Albertine est donc repartie chez elle en Tourraine, laissant le narrateur en proie aux pires douleurs.
Malgré la répétition, dans sa stratégie pour la faire revenir, d’erreurs du passé, et malgré les jours qui passent sans qu’il reçoive de son ami Saint-Loup la bonne nouvelle attendue, il ne peut s’empêcher de croire au succès de son entreprise.
Son espoir semble alors indestructible ; il lui est surtout indispensable :
« C’est toujours une invisible croyance qui soutient l’édifice de notre monde sensitif, et privé de quoi il chancelle. »
Mais, décidément, Albertine ne revient pas. Il sait qu’il faudrait qu’il l’oublie ; n’y parvient pas.
Si le bonheur, ou du mois l’absence de souffrances, peut être trouvé, ce n’est pas la satisfaction, mais la réduction progressive, l’extinction finale du désir, qu’il faut chercher. On cherche à voir ce qu’on aime, on devrait chercher à ne pas le voir, l’oubli seul finit par amener l’extinction du désir.
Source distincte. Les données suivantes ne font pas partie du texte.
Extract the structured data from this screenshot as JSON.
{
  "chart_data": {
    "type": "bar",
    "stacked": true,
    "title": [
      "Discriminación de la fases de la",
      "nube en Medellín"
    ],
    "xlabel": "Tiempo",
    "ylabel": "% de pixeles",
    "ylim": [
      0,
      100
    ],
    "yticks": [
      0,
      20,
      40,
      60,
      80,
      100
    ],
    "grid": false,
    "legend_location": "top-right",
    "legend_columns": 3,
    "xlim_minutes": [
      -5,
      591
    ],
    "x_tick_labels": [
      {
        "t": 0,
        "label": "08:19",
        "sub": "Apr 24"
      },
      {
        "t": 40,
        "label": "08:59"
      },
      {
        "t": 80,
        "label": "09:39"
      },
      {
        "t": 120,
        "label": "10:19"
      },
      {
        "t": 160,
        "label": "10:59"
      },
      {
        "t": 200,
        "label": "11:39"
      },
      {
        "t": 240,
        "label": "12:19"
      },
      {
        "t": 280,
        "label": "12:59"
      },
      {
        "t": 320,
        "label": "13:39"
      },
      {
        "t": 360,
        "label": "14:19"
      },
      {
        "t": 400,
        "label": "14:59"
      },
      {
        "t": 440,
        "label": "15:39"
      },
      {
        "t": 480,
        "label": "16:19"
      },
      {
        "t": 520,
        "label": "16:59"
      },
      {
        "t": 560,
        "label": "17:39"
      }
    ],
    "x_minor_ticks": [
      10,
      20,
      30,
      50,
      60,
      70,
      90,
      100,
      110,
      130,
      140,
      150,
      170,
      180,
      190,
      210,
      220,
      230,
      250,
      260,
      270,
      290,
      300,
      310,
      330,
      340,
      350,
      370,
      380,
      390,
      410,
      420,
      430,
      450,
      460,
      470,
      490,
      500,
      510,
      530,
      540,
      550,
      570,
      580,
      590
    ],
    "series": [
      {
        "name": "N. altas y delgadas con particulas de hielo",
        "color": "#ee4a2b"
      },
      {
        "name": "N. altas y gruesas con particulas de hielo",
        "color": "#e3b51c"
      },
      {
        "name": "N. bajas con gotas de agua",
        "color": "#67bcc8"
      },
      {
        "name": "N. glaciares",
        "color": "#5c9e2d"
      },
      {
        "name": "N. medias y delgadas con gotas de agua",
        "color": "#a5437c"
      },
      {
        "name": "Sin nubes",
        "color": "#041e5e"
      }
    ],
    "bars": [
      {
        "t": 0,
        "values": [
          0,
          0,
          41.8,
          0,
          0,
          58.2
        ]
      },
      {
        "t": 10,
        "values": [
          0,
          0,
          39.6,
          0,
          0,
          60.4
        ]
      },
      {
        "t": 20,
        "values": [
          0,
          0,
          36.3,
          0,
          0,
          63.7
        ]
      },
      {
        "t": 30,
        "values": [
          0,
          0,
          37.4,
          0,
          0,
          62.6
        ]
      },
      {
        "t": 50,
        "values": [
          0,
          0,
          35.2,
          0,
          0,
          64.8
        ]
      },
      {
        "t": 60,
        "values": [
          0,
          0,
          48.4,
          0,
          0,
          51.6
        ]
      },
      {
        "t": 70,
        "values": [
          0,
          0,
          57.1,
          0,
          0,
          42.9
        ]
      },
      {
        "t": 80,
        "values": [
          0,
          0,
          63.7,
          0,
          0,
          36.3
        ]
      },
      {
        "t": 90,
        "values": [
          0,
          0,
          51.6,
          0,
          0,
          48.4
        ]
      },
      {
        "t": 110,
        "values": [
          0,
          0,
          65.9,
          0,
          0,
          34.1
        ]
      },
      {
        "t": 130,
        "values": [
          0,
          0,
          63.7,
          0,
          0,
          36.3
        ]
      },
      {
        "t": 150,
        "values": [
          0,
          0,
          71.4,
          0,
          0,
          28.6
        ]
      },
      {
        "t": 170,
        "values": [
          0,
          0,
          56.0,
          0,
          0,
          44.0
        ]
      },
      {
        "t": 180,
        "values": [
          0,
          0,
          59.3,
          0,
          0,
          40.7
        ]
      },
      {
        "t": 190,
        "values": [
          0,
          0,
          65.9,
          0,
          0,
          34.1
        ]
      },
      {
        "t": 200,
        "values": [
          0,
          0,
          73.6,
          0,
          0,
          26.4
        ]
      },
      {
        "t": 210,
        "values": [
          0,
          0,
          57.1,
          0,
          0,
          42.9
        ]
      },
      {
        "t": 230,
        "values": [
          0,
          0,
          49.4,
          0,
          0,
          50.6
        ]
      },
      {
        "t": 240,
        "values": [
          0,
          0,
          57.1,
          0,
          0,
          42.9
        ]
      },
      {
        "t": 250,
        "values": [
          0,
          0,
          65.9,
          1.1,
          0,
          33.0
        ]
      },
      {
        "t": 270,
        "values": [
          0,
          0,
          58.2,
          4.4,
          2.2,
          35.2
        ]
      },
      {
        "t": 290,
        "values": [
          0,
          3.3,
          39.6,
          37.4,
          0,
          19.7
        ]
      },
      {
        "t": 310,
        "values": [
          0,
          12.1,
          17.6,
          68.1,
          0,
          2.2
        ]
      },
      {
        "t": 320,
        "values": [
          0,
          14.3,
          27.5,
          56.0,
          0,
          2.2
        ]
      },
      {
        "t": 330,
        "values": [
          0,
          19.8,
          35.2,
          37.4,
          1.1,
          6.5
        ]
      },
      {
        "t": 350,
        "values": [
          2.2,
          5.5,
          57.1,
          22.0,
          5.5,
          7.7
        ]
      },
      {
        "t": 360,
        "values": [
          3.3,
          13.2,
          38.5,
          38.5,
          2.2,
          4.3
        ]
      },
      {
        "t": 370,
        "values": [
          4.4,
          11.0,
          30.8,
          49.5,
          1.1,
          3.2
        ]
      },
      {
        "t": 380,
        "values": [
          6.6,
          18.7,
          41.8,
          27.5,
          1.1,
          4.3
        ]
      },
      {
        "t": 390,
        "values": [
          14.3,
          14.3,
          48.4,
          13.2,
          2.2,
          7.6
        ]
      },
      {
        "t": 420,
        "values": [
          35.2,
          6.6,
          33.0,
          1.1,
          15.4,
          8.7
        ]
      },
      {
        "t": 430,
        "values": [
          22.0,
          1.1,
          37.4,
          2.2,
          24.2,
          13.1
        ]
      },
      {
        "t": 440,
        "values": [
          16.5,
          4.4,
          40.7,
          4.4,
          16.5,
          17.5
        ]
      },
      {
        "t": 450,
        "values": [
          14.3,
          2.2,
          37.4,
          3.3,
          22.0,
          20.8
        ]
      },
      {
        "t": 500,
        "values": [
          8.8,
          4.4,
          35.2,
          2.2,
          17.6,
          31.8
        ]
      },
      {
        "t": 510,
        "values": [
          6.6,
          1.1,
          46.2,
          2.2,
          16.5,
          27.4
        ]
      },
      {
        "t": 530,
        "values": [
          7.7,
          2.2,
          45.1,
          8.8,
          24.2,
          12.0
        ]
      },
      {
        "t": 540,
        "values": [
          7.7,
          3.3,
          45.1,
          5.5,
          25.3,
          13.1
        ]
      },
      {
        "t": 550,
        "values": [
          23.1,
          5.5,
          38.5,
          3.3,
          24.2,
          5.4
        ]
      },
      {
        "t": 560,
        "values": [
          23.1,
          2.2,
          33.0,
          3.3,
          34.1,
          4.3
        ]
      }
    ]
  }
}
Ces réflexions l’amènent à réaliser la solitude de chaque être, malgré les illusions dont il se berce :
Les liens entre un être et nous n’existent que dans notre pensée. La mémoire en s’affaiblissant les relâche, et, malgré l’illusion dont nous voudrions être dupes et dont, par amour, par amitié, par politesse, par respect humain, par devoir, nous dupons les autres, nous existons seuls. L’homme est l’être qui ne peut sortir de soi, qui ne connaît les autres qu’en soi, et, disant le contraire, ment.
Mais cette idée est bien entendu insupportable, comme l’est celle de l’oubli :
Et j’aurais eu si peur, si on avait été capable de le faire, qu’on m’ôtât ce besoin d’elle, cet amour d’elle, que je me persuadais qu’il était précieux pour ma vie. Pouvoir entendre prononcer sans charme et sans souffrance les noms des stations par où le train passait pour aller en Tourraine m’eût semblé une diminution de moi-même (simplement au fond parce que cela eût prouvé qu’Albertine me devenait indifférente).
Bel été et belles lectures à tous.
coucou,
je profite de mon dernier jour au boulot sur Paris pour faire un petit commentaire sur ce blog génial. A la surprise générale, je choisis le billet sur Proust pour le faire alors que cet écrivain n’est vraiment pas ma tasse de thé (n’est-ce pas Mag ?). Mais je voulais juste dire que tous ces billets sur Proust (même si je ne l’ai pas tous lu) m’ont permis d’approcher l’oeuvre de ce grand écrivain, de manière intelligente et claire et d’être même touchée par son écriture et ses sentiments. Merci donc à Maglm pour son analyse toujours juste de ce qu’elle voit ou lit, et pour ses billets qui sont toujours un petit bonheur le matin. Mention spéciale pour la forme des derniers billets sur Proust qui sont beaucoup plus simples à aborder et plus "conviviaux" en quelque sorte.